Fulacht fia, Aglish, Co. Cork
Co. Cork |
Settlement Sites
Beside a stream in the marshy ground at Aglish, Co. Cork, there sits a kidney-shaped mound of burnt stone and earth, fourteen metres long and roughly a metre high, its opening facing south-west.
It is partially overgrown now, and easy to miss, but it is the kind of site that rewards a second look. This is a fulacht fia, a type of prehistoric cooking site found in enormous numbers across Ireland, typically consisting of a trough that was filled with water, heated stones dropped in to bring it to the boil, and the cracked, fire-shattered stones then piled to one side. Over time those discarded heaps of burnt material accumulate into the low, often horseshoe or kidney-shaped mounds that survive today. Ireland has thousands of them, mostly dating to the Bronze Age, and they cluster with particular density near water and boggy ground, which is exactly where this one sits.
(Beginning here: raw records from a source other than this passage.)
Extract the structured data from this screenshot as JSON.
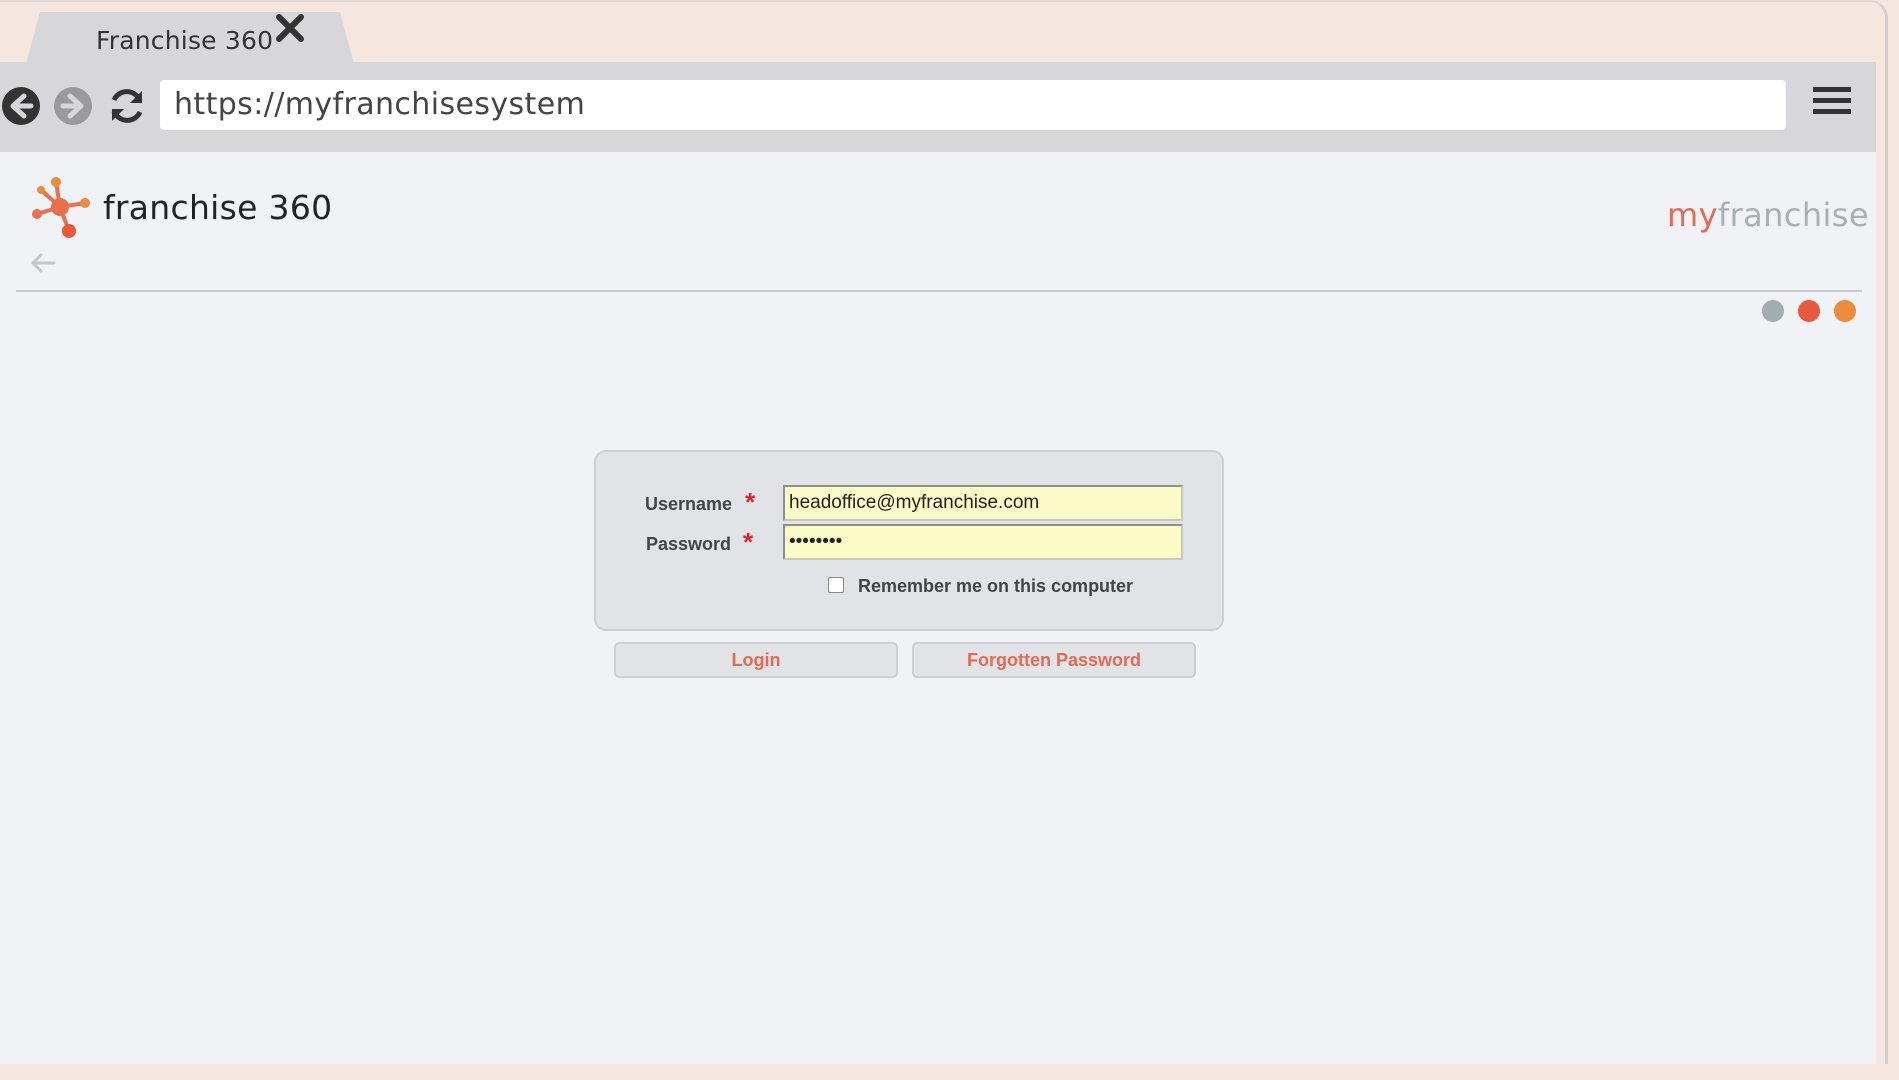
{
  "browser": {
    "tab_title": "Franchise 360",
    "url": "https://myfranchisesystem",
    "icons": [
      "back-icon",
      "forward-icon",
      "refresh-icon",
      "close-icon",
      "hamburger-menu-icon"
    ]
  },
  "header": {
    "logo_text": "franchise 360",
    "brand_prefix": "my",
    "brand_suffix": "franchise",
    "brand_colors": {
      "prefix": "#e66a4f",
      "suffix": "#a9b0b2"
    },
    "status_dot_colors": [
      "#a3adaf",
      "#e8583a",
      "#ec8a3e"
    ]
  },
  "login": {
    "username_label": "Username",
    "password_label": "Password",
    "required_marker": "*",
    "username_value": "headoffice@myfranchise.com",
    "password_value": "••••••••",
    "remember_label": "Remember me on this computer",
    "remember_checked": false,
    "login_button": "Login",
    "forgot_button": "Forgotten Password"
  }
}
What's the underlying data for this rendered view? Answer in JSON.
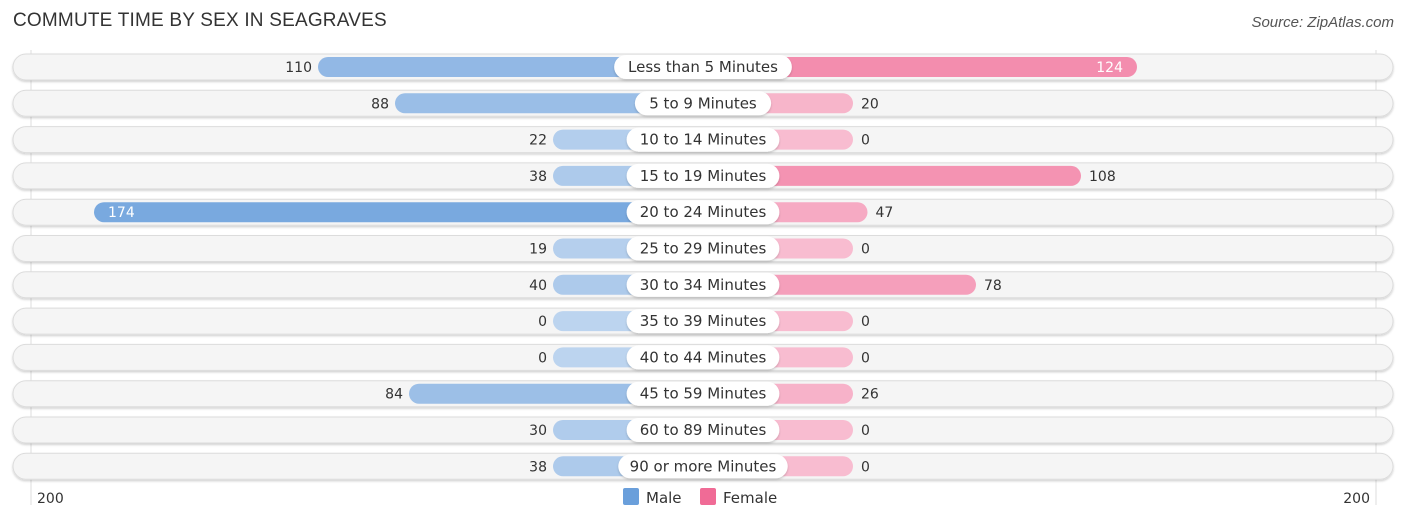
{
  "header": {
    "title": "COMMUTE TIME BY SEX IN SEAGRAVES",
    "source": "Source: ZipAtlas.com"
  },
  "chart_data": {
    "type": "bar",
    "orientation": "horizontal-diverging",
    "title": "COMMUTE TIME BY SEX IN SEAGRAVES",
    "categories": [
      "Less than 5 Minutes",
      "5 to 9 Minutes",
      "10 to 14 Minutes",
      "15 to 19 Minutes",
      "20 to 24 Minutes",
      "25 to 29 Minutes",
      "30 to 34 Minutes",
      "35 to 39 Minutes",
      "40 to 44 Minutes",
      "45 to 59 Minutes",
      "60 to 89 Minutes",
      "90 or more Minutes"
    ],
    "series": [
      {
        "name": "Male",
        "color": "#6a9fdb",
        "values": [
          110,
          88,
          22,
          38,
          174,
          19,
          40,
          0,
          0,
          84,
          30,
          38
        ]
      },
      {
        "name": "Female",
        "color": "#f06b96",
        "values": [
          124,
          20,
          0,
          108,
          47,
          0,
          78,
          0,
          0,
          26,
          0,
          0
        ]
      }
    ],
    "axis": {
      "left_label": "200",
      "right_label": "200",
      "range": [
        -200,
        200
      ]
    },
    "legend": {
      "position": "bottom-center",
      "entries": [
        "Male",
        "Female"
      ]
    }
  }
}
The mound here measures fourteen metres in length, 7.8 metres wide, and stands about a metre above the surrounding ground, with an opening 5.8 metres across facing south-west. What adds a quiet interest to the spot is that it does not stand alone. A second fulacht fia lies approximately a hundred metres to the east, raising the kind of question these sites often prompt but rarely answer: were they in use at the same time, serving the same community, or do they represent separate episodes of activity generations apart? The notes offer no date range for either site, and the archaeology of fulachtaí fia is rarely precise enough to say with confidence. Their proximity to the stream is, at least, entirely typical.